Snared by snorers

Snared by snorers

If only people who snore knew how they sound!

To a weary person looking forward to a night of restful sleep, nothing is more vexatious than the inveterate snorer.

Most snorers are unaware of the havoc they wreak.

Try telling a snorer that he snores and he’ll hotly deny it and probably brand you a congenital liar.

Ask him to listen to a recording of his sonorous snoring and he’ll claim it’s someone else’s that you’re trying to foist on him. Has anyone ever figured out why a snorer can’t hear himself snore?

It’s probably because he sleeps like a log. And if he ever did hear the commotion he’s creating, it would perhaps wake him up faster than if one were to needle him with a bunch of the prickliest cactus.

Snoring, we are told, is nothing but noisy breathing during sleep, a problem common to all ages and both sexes. “Try sleeping on your side rather than your back,” the prefect in our residential school in Trichy once advised a snorer whose grunting kept the other boarders in the dormitory sleepless at night.

So the guy slept on his side, facing me one night — and I bore the brunt of his undimmed aural assault. Getting someone to exchange places with me thereafter proved impossible.

Indeed, few in our residential school were as unpopular — or as much taunted — as the snorers who often kept us awake at night with their unwelcome and unmusical ‘recitals’.  We shared a rather congested dormitory with no less than 80 boys, each with an individual camp-cot, crammed into it. So it was pretty noisy, to say the least, when the resident snorers — there were at least eight of them competing for honours — went to town after a hearty dinner.  Typically, their collective snoring would slowly rise to a crescendo, die down and then start all over again with renewed gusto — initially much to our amusement, which, however, soon turned to unalloyed annoyance as sleep deserted us. Indeed, many plugged their ears with cotton wool rather than listen to what sometimes sounded like the snorting of an amorous boar.

Of course, boys being boys, we did have our own means to silence the ‘growlers’ as we nicknamed them — though taking the law into one’s own hands often earned us the prefect’s punitive ire.  A basin of cold water tossed clandestinely was usually enough to douse the snorer’s ardour — and keep him sleepless for the rest of the night. And in extreme cases, the snorer would be quietly stretchered out, camp-cot and all, to the hockey field, and left there to entertain the stars with his grunting.
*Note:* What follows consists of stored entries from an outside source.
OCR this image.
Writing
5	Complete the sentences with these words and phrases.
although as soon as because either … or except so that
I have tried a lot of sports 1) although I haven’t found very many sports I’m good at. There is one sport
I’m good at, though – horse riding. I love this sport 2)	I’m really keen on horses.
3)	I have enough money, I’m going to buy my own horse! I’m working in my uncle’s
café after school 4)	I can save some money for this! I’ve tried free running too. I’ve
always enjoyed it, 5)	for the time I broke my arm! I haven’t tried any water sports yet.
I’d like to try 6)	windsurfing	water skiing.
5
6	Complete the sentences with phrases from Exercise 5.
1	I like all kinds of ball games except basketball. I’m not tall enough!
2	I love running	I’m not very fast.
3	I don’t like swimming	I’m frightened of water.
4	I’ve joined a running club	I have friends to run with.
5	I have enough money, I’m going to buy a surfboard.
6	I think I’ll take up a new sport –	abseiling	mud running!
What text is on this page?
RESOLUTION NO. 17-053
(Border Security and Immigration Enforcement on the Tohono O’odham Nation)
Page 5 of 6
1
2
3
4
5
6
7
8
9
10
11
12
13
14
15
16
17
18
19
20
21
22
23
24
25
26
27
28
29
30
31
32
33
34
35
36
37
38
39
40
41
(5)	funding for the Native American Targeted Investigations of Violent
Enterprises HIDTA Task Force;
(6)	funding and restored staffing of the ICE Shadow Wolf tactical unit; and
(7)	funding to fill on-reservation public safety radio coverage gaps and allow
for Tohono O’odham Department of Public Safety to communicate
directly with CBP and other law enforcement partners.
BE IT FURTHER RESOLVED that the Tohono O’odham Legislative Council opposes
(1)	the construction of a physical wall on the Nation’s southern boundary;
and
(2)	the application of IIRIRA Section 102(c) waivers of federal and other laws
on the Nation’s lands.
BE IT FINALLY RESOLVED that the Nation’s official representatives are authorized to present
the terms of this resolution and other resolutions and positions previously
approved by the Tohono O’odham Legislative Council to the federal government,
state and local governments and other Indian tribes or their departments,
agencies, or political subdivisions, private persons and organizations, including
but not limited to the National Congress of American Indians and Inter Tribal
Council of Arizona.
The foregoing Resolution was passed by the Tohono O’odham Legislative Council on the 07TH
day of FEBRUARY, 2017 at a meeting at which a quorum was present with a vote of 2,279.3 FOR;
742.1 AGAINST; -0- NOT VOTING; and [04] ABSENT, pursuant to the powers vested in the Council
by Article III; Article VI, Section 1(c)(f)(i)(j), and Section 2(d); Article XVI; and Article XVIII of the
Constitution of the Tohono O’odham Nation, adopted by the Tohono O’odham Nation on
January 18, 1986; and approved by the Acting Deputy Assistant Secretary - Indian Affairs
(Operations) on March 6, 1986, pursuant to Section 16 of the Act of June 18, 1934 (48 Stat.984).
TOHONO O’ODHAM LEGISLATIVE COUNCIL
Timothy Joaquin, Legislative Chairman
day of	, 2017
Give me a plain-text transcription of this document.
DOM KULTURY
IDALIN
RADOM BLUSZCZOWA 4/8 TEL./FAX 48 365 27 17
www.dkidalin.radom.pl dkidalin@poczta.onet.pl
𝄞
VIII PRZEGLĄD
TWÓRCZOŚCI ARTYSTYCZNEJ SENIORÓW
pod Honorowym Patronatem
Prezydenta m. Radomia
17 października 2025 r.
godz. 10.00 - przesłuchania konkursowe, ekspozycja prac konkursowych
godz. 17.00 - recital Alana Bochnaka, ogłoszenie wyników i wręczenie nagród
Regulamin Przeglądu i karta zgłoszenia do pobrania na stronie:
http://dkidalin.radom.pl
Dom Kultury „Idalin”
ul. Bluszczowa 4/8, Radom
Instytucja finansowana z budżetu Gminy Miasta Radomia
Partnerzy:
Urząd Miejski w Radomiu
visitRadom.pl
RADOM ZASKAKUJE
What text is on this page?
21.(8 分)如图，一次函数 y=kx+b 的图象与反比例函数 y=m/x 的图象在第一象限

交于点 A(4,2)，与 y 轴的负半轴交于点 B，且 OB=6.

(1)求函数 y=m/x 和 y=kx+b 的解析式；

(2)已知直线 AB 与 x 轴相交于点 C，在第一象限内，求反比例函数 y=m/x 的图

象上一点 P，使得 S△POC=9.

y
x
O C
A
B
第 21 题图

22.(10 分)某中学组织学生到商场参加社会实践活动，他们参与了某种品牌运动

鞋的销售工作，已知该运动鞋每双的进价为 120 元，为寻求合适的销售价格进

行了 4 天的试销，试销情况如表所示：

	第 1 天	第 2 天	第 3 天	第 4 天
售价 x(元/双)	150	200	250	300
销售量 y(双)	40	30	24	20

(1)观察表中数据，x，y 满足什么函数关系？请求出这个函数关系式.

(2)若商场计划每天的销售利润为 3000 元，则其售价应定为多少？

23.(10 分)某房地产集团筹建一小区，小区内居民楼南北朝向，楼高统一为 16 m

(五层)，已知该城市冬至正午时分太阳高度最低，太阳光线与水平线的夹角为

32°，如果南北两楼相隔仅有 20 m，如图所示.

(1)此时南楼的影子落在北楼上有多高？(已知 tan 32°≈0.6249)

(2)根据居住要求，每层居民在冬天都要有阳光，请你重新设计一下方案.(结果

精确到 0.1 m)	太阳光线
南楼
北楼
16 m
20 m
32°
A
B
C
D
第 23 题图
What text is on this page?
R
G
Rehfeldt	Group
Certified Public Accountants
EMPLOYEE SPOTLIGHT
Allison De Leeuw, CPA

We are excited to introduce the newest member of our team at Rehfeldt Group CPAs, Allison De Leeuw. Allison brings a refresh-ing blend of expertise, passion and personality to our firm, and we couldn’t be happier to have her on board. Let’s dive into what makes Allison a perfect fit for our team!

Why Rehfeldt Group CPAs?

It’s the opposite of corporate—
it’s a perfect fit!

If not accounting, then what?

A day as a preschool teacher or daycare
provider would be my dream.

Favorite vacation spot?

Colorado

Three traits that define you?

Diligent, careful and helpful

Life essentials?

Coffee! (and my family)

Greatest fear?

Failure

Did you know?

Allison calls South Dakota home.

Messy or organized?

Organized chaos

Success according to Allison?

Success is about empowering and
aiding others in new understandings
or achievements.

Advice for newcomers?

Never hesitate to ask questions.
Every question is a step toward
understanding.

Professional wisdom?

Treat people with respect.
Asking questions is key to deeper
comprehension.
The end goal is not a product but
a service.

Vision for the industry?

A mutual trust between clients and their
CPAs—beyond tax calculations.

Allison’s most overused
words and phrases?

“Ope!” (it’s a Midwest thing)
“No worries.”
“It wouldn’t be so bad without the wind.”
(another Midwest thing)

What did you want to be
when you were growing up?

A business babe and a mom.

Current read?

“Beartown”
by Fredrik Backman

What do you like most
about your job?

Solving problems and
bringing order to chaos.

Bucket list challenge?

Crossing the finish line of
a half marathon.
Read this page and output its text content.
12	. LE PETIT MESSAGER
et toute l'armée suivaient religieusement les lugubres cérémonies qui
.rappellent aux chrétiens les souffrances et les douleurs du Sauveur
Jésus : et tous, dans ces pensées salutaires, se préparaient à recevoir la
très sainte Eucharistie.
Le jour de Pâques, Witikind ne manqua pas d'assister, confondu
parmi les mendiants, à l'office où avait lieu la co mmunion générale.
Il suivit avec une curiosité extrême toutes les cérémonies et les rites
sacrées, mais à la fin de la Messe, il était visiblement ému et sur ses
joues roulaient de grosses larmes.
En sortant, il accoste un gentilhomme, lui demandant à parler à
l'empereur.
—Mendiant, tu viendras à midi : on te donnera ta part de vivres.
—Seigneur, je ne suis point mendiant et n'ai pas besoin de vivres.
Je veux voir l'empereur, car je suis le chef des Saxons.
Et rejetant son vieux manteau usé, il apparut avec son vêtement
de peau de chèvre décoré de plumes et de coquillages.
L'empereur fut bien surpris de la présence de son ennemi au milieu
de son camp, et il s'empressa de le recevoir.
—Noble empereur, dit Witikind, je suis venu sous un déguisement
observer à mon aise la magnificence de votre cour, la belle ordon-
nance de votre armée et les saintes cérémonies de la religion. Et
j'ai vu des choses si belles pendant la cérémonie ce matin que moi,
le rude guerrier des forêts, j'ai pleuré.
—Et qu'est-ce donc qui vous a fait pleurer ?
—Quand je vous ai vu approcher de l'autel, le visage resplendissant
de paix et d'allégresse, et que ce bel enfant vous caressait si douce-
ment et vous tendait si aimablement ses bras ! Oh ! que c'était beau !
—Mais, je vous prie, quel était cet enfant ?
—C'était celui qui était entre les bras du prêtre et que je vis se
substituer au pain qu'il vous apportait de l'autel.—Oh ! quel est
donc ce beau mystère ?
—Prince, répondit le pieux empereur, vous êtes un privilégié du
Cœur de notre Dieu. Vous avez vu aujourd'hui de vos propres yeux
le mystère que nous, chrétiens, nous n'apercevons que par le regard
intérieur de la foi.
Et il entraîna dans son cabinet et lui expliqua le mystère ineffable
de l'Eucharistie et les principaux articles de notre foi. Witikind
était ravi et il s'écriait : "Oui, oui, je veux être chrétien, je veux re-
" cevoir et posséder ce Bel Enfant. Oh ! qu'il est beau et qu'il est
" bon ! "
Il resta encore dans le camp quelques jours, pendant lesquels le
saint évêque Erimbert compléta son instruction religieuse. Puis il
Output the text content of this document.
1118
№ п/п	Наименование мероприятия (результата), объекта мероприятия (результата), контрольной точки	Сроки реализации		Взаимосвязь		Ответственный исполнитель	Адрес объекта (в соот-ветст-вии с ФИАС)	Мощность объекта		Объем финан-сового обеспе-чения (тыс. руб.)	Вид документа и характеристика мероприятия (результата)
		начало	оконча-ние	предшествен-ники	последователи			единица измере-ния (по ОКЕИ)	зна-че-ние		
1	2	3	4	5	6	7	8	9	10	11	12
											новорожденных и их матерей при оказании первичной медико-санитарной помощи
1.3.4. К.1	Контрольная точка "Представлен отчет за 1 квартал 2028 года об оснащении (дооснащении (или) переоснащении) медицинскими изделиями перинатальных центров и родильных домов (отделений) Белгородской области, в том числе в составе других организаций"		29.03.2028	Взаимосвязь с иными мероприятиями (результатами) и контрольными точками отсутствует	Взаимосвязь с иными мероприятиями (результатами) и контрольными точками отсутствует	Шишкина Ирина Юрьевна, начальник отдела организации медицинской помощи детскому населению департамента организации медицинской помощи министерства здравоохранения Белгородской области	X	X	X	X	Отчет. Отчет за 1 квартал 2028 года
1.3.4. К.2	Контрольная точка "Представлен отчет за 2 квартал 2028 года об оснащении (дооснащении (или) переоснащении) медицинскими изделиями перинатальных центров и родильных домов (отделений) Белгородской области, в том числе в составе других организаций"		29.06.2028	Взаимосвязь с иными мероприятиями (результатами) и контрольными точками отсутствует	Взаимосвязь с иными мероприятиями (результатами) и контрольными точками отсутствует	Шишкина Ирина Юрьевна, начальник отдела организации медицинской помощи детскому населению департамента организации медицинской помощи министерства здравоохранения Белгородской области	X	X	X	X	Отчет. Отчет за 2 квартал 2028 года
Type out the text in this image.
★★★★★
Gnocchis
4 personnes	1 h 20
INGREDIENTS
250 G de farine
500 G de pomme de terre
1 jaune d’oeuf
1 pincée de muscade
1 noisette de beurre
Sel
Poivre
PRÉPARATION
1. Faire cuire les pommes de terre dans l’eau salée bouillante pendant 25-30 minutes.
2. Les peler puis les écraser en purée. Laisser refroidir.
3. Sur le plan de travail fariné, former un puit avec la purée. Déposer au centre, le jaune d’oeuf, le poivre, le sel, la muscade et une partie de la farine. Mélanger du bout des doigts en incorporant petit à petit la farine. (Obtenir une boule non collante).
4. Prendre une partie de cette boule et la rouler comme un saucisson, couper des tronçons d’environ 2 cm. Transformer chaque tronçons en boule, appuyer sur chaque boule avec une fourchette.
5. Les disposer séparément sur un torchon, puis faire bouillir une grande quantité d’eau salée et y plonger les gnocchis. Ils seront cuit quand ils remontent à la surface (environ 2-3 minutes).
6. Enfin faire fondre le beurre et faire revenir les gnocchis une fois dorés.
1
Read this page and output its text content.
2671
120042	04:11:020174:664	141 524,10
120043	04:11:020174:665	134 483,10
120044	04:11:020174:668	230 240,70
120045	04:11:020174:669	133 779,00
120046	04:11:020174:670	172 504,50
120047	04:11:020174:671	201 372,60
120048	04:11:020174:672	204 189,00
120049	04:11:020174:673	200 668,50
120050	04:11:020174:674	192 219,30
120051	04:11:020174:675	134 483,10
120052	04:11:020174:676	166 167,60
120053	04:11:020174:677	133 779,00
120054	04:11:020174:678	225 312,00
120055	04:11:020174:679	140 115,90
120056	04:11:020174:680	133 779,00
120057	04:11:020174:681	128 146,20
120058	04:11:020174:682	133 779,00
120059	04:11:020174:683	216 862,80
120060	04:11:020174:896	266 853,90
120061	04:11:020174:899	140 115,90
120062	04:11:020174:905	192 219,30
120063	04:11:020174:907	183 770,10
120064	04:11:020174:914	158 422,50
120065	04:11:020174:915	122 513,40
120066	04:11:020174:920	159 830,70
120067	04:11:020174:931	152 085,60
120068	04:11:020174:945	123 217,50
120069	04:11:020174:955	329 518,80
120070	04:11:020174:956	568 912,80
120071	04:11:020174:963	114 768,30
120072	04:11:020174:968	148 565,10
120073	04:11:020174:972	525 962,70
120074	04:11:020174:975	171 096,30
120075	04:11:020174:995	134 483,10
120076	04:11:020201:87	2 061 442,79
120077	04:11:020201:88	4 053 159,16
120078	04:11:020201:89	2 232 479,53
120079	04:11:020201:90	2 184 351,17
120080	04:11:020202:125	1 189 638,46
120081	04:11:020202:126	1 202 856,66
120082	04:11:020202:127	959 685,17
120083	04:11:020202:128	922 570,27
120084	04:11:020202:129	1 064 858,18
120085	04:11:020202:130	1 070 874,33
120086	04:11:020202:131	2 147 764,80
Herbert, the noisiest snorer of all, was in the habit of hitting a high octave all too frequently, followed by an anguished ‘groan’ that sounded as though he’d stepped on a red-hot cinder. Things got so bad that the prefect finally moved him out to a separate room. Strangely enough, some snorers were in their element only when they had company — nocturnal company, that is. When dozing alone during a  siesta, they seldom disturbed the peace. But ensconced in their beds in the dormitory at night and assured of a captive assembly of rapt listeners, they did raise Cain. Indeed, I used to wonder whether having a snorer as a bedfellow was divine punishment for all one’s wrongdoings!

Given its widespread prevalence, snoring has accounted for as many divorces worldwide as infidelity and other reasons. It has also probably alienated more people than any other single factor, considering that sleep is such a vital part of our lives.